Monday, May 11, 2015

Linux - User Account Management, Part I

I've never administered user accounts in Linux.  I know Linux but I'd be lying if I said I knew every facet of it.  I've created accounts and actually gave a fellow Linux user access to my machine once (checking the logs from time to time just to ensure he wasn't doing things he wasn't supposed to do), but I'd never made an account that had an expiration date (nor a password that had an expiration date).  So, yesterday, I created a test account that had an account expiration of May 15, 2015.  I want to be able to unexpire the account once it has expired.

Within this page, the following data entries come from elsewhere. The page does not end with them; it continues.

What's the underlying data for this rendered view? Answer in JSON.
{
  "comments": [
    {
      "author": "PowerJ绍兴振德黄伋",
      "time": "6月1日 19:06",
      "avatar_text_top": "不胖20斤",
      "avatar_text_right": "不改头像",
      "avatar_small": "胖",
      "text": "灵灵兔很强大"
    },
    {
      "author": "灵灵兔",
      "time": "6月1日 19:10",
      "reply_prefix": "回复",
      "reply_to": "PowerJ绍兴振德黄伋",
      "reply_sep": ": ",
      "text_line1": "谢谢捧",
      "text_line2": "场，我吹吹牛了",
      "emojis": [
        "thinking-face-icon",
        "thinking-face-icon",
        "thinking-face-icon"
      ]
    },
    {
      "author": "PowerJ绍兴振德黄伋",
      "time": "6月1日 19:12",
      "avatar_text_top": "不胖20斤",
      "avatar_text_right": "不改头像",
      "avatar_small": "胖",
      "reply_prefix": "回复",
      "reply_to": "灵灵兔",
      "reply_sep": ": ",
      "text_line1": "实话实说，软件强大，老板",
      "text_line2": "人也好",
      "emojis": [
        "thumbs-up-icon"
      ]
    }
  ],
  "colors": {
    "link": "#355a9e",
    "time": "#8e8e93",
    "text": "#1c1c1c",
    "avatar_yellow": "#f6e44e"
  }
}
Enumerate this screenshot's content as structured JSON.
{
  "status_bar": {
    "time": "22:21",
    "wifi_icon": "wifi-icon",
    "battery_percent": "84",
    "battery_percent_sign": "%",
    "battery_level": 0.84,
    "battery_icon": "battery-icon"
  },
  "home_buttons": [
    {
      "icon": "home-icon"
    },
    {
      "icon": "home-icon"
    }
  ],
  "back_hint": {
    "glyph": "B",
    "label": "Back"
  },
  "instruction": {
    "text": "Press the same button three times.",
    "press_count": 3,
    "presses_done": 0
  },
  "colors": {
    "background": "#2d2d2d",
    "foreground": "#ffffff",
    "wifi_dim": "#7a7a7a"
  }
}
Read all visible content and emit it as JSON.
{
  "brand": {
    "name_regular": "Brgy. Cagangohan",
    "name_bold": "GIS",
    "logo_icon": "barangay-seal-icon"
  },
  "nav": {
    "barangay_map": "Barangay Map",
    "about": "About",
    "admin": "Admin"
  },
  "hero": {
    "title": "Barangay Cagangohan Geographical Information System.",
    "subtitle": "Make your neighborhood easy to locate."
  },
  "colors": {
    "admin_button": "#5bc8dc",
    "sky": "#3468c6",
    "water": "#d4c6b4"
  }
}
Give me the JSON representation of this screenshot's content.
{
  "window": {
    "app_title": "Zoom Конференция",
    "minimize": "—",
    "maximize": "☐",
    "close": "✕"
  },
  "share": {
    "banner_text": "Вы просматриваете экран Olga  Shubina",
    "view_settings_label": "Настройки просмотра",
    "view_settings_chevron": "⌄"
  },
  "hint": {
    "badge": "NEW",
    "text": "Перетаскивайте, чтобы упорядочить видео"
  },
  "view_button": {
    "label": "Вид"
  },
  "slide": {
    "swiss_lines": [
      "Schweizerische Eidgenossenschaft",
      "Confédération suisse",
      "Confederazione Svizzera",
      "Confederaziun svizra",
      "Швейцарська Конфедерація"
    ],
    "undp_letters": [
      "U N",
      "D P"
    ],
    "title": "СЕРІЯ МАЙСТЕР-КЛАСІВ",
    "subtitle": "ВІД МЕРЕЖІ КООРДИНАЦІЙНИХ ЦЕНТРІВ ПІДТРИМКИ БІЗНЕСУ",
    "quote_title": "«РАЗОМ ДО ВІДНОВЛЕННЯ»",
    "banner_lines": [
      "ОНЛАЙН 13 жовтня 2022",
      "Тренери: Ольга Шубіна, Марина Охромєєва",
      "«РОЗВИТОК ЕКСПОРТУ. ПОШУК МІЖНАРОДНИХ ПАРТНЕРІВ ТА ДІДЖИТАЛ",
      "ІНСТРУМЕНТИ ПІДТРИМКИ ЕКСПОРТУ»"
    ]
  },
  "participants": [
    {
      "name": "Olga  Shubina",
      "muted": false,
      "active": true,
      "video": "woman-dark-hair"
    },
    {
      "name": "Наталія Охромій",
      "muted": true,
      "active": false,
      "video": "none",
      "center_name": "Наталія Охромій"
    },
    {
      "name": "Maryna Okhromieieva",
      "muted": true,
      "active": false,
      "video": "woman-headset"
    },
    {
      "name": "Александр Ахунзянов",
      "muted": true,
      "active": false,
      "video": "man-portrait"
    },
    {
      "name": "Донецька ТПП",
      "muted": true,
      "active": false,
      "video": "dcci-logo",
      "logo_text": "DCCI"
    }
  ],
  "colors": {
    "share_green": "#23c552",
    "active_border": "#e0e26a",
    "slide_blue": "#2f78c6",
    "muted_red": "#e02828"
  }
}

I referenced some commands that would allow me to monitor a user account's status.  'chage' is one of those commands:
ron@slackbox:~$ sudo chage -l nor
Last password change                                    : May 10, 2015
Password expires                                        : never
Password inactive                                       : never
Account expires                                         : May 15, 2015
Minimum number of days between password change          : 0
Maximum number of days between password change          : 99999
Number of days of warning before password expires       : 7
I'd use the 'usermod' or 'chage' commands to change the expiration date (using sudo):
usermod -e yyyy-mm-dd username
chage -E yyyy-mm-dd username 
I'll use the above commands in a few days just to test.

To check if the password has expired, use the following:
grep ‘username’ /etc/shadow
The following command would re-enable an expired password:
password -u username
I encourage you to read the chage and passwd manual pages for further insight on how to use these two commands.

I know these are simple commands and the process itself is simple, but again, I've never done this before and wanted to share what I've learned...someone out there will learn from my experience.